19. Smt. Indira Jaising, learned senior counsel submitted that the observations in the aforesaid two decisions are not exactly to the point involved in this case and on the contrary the decision in U.P. Pollution Control Board v. M/s. Modi Distillery and others JT 1987 (3) SC 221 = (AIR 1988 SC 1128) was endeavoured to be shown as covering the issue involved now. In the said case a prosecution was moved against members of the Board of Directors of M/s. Modi Distillery under Section 44 of the Water (Prevention and Control of Pollution) Act, 1974. Section 47 of that Act is identical to Section 141 of the N.I. Act. M/s. Modi Distillery was not arraigned as an accused in that case and hence the High Court quashed the proceedings as against the others. This Court set aside the judgment of the High Court on the premise that even if there was any such technical flaw it was a curable flaw and directed the trial court to implead the company also as an accused. Of course there is an observation in the said decision, which is sought to be given much emphasis to, as follows:
“Although as a pure proposition of law in the abstract the learned single Judge’s view that there can be no vicarious liability of the Chairman, Vice-Chairman, Managing Director and members of the Board of Directors under sub-s.(1) or (2) of S.47 of the Act unless there was a prosecution against Messrs Modi Industries Limited, the Company owning the industrial unit, can be termed as correct, the objection raised by the petitioners before the High Court ought to have been viewed not in isolation but in the conspectus of facts and events and not in vacuum.”

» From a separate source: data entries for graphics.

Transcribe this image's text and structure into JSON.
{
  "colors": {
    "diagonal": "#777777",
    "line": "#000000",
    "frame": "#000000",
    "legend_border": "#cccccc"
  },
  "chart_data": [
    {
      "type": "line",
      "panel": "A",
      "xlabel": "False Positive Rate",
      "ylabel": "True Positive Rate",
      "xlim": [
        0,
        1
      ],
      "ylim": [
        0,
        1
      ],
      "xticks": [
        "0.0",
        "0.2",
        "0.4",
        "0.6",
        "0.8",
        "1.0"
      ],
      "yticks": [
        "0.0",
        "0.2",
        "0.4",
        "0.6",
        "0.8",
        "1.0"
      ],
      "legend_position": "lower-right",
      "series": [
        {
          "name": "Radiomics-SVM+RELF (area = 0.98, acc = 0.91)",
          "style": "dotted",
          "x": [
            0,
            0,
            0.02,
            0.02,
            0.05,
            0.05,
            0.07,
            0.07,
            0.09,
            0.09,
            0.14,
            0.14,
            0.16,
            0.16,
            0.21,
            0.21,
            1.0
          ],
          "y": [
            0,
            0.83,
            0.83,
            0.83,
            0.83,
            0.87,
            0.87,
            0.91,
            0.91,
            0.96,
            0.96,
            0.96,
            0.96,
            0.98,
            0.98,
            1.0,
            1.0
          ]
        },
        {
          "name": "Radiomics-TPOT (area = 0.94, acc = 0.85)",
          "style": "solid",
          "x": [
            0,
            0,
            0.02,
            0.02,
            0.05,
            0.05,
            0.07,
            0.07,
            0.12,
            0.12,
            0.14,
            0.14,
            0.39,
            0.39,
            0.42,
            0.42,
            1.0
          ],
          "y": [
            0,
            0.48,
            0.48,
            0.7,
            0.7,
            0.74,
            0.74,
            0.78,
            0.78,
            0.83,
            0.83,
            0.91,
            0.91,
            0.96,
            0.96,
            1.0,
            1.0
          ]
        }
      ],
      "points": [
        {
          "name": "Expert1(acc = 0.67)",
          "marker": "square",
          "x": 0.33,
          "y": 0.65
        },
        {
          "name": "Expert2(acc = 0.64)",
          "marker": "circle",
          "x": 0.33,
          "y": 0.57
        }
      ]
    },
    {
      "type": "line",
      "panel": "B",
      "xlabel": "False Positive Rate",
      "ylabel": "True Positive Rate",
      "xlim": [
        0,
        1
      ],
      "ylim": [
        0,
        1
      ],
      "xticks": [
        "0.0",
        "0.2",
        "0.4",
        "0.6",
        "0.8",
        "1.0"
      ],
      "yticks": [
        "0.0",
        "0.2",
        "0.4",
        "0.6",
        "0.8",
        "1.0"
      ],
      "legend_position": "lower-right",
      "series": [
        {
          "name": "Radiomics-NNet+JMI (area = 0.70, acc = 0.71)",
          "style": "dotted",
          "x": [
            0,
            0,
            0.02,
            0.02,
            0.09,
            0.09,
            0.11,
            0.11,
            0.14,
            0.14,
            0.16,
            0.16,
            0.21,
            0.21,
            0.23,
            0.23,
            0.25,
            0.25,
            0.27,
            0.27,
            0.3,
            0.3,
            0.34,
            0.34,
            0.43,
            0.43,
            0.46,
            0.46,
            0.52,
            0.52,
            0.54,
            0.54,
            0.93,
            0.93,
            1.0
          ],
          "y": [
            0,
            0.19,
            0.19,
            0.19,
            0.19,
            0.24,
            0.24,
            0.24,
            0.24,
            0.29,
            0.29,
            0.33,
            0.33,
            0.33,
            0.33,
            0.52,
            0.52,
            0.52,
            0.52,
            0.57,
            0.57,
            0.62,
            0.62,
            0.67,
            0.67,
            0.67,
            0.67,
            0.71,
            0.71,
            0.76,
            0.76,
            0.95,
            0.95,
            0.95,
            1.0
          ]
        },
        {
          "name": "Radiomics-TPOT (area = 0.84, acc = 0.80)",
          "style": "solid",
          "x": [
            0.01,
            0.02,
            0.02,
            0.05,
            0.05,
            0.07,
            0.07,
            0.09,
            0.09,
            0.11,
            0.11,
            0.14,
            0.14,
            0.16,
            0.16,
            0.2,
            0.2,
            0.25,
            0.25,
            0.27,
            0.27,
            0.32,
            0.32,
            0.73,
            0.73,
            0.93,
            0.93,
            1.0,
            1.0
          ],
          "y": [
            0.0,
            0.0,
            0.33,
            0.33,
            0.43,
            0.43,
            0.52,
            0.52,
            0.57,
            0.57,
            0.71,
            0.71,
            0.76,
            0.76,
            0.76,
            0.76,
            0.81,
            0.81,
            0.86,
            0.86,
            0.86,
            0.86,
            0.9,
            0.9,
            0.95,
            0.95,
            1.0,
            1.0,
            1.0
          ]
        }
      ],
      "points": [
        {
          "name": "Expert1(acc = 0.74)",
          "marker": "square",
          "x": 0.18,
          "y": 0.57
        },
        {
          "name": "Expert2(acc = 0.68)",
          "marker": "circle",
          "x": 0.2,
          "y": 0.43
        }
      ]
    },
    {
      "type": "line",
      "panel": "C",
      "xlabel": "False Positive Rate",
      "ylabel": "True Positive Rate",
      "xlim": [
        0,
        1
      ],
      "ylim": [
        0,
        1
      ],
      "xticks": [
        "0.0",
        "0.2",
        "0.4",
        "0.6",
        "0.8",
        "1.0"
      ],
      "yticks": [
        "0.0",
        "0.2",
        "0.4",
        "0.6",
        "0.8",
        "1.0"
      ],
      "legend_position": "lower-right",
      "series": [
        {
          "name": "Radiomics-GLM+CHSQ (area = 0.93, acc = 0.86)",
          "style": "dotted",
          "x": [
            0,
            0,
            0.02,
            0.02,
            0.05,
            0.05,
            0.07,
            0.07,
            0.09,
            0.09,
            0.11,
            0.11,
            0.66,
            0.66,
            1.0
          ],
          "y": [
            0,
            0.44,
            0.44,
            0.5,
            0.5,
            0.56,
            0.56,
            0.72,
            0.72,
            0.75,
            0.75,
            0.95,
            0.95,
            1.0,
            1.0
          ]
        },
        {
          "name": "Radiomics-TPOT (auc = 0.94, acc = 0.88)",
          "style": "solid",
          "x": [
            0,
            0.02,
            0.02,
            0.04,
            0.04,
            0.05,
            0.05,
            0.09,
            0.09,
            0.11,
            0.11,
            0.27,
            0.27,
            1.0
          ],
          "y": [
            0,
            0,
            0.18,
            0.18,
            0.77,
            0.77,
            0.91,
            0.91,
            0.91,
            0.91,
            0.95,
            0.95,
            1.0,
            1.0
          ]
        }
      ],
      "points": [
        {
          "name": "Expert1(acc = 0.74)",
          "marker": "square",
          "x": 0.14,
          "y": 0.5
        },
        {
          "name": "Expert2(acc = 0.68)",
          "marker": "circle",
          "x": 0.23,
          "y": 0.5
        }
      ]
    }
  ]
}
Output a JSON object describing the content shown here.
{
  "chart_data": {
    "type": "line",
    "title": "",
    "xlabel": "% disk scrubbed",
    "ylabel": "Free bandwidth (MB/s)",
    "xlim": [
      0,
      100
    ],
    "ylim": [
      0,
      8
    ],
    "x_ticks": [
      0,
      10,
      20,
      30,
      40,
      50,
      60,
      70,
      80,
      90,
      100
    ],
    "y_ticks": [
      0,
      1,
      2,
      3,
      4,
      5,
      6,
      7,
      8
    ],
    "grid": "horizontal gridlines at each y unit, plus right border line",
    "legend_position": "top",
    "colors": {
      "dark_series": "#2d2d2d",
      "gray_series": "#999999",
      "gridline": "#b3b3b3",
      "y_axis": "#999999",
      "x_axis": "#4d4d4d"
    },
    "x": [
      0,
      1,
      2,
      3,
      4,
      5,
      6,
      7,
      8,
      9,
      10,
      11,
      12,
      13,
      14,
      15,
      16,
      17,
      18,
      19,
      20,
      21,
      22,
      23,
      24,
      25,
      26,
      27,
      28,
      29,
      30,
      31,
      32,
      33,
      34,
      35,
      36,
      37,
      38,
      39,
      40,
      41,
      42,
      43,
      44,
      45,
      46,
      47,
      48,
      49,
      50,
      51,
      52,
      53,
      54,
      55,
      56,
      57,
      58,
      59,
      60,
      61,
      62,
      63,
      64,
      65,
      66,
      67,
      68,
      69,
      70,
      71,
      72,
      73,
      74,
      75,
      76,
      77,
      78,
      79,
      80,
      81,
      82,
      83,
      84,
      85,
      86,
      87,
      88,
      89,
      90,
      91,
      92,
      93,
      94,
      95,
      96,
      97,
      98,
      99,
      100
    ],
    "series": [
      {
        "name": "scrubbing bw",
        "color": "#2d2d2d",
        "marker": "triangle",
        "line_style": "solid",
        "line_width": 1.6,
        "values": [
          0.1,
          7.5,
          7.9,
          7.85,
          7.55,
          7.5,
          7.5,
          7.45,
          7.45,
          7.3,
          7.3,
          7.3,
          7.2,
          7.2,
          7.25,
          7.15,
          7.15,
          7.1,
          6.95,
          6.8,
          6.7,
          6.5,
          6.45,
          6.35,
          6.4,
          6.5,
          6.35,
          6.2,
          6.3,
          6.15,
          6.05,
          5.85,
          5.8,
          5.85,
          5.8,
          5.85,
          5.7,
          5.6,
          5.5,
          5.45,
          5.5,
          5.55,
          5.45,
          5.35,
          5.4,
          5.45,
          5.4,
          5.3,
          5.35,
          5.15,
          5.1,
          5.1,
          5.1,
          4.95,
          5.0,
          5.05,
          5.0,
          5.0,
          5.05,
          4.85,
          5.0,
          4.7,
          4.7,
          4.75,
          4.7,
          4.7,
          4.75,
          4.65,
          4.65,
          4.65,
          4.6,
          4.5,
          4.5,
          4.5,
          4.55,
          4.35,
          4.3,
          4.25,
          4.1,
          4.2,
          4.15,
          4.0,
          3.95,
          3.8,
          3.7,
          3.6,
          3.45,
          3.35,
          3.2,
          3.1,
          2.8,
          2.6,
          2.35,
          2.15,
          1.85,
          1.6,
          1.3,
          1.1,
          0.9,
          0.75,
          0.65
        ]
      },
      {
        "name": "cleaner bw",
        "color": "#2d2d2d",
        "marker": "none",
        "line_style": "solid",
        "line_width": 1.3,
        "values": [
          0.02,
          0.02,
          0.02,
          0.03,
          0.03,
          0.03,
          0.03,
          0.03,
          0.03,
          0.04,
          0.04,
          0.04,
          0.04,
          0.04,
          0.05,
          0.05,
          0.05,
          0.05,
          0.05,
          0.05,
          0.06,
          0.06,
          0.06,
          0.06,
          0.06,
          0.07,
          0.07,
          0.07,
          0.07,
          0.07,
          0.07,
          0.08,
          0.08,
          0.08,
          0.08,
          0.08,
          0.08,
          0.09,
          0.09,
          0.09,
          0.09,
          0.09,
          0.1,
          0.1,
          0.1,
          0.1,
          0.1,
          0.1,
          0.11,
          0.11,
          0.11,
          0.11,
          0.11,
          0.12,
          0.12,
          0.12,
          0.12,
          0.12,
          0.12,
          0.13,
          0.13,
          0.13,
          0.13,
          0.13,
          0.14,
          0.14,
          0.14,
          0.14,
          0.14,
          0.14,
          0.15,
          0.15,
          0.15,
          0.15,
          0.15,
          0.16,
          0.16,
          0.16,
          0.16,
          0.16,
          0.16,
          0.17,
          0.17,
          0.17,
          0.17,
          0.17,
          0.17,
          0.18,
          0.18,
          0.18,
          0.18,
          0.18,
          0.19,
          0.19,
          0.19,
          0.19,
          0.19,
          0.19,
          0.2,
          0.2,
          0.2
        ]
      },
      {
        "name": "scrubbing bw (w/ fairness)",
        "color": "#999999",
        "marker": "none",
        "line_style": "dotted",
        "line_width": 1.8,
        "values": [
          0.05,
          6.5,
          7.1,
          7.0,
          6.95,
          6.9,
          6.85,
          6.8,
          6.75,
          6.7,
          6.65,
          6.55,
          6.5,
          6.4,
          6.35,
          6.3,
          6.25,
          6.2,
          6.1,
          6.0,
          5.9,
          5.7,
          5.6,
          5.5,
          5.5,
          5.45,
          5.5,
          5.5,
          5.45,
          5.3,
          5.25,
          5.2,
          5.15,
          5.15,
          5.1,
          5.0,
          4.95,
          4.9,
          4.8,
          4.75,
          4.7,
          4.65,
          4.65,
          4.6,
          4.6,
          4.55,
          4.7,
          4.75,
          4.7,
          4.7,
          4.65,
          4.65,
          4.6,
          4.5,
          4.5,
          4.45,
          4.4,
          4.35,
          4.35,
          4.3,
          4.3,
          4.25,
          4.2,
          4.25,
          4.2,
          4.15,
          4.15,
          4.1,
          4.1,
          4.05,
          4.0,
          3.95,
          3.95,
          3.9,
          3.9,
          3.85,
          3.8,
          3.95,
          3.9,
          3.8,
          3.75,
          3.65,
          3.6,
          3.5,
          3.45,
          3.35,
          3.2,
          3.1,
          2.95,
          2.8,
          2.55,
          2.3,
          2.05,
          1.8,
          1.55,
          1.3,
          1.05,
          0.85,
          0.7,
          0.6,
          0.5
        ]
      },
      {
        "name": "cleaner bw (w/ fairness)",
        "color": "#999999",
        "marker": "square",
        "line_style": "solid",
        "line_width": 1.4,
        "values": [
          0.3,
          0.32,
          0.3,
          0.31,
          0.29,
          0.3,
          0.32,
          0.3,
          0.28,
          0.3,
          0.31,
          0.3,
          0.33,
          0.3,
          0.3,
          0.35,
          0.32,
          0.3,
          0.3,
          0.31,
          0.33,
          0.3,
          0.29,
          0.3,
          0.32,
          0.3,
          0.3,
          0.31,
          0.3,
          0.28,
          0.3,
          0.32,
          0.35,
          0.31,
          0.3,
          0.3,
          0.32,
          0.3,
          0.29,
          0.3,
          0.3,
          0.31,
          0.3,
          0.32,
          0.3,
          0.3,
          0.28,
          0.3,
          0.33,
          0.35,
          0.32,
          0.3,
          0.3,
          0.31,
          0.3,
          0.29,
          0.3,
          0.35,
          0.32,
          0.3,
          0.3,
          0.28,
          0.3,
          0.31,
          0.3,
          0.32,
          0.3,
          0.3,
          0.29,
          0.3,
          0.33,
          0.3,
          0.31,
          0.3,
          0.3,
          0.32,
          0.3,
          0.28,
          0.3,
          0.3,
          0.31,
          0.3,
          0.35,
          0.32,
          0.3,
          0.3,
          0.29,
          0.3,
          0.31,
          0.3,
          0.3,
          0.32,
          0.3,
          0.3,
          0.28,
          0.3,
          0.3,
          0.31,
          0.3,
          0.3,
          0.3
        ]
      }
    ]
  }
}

20. The above observations are obiter. That apart, the law on the point was specifically discussed and dealt with in Sheoratan Agarwal (supra) with which we are in respectful agreement.
21. We, therefore, hold that even if the prosecution proceedings against the company were not taken or could not be continued, it is no bar for proceeding against the other persons falling within the purview of sub-sections (1) and (2) of Section 141 of the Act. In the light of the aforesaid view we do not consider it necessary to deal with the remaining question whether winding up order of a company would render the company non-existent.
22. We, therefore, dismiss these appeals.